In tandem with her studio practice, Kirkwood also researches in the fields of African art and the history of photography. Presently, her writing focuses on the uses of landscape imagery by contemporary South African photographers. Her writing has been published in LenscratchSocial Dynamics, Exposure, Photography and Culture, Landscape Journal (forthcoming)and Photographies (forthcoming).

Hero City

These silver gelatin photographs and color prints are part of a documentary project begun in 2007 and continued again in 2017 about modern Mongolia and its capital city, Ulaanbaatar. The series title “Hero City,” makes reference to the chosen name for the urban center before pressure from soviet activists led to the renaming of the city as it is known today, Ulaanbaatar (city of the Red Hero). 

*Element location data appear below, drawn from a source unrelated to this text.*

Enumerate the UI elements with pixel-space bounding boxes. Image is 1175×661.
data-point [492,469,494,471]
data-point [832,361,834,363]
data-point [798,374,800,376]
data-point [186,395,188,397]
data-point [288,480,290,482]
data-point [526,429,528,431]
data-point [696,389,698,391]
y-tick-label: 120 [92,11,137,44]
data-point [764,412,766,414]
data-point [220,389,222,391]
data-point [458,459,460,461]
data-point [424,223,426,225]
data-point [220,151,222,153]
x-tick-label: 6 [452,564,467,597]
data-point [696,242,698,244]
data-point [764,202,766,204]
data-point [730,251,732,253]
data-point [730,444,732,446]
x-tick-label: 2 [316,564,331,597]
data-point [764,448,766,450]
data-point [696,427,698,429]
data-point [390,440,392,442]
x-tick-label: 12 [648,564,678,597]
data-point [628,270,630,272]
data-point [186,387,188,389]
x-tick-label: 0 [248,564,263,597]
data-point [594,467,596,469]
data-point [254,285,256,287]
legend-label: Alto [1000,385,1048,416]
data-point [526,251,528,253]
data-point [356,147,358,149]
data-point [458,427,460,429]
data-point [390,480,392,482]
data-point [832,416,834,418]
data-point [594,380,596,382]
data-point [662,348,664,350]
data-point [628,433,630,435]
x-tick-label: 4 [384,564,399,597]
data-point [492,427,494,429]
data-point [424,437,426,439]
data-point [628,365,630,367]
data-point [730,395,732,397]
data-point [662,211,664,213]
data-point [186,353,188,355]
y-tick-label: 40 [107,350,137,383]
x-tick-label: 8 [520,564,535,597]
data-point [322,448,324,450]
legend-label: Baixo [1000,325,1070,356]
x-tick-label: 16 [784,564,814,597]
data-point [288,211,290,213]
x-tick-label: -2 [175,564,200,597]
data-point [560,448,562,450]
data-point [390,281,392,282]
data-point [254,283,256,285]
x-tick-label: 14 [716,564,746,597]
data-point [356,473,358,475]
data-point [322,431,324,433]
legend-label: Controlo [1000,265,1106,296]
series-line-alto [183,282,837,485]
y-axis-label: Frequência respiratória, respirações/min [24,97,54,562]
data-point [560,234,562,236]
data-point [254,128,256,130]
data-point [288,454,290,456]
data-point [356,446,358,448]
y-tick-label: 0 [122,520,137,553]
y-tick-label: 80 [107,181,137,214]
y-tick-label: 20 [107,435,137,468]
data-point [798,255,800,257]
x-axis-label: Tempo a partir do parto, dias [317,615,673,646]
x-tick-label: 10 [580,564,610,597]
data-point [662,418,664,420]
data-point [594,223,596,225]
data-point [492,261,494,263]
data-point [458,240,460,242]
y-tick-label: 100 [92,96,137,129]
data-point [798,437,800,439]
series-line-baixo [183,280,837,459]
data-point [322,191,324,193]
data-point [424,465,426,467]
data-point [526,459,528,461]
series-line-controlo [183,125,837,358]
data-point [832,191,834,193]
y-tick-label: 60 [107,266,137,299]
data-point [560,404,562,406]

Mongolia has a unique and storied history, most recently marked by its transition from communism to democracy following the fall of the Soviet Union. This  transition was guided by international agencies such as the International Monetary Fund, the World Band, and the Asian Development Fund, but the nation’s swift entry into a purely market economy has brought many challenges for its citizens. Since the 1990s literacy rates have fallen and nearly a third of citizens live below the poverty lines. Many services and infrastructure provided for Mongolians under communist rule were unsupported in a capitalist setting, causing great disruption for many of the nation’s three million people. 

Nevertheless, economists and organizations such Citigroup view and label the country as a “global growth generating” nation and tout the nation’s business-friendly environment for outside investors. Accordingly, Mongolia offers a prescient look at the disconnect between prescriptive policies and the cultural and political realities that limit their success. 

My images seek to capture these tensions, while at the same time drawing attention to the rich and thriving culture that animates this young Asian nation. As an outsider, I aimed to photograph places of interaction, crossroads in the city, and individuals at work at a key period in the nation’s history, rather than attempt to relay a comprehensive narrative.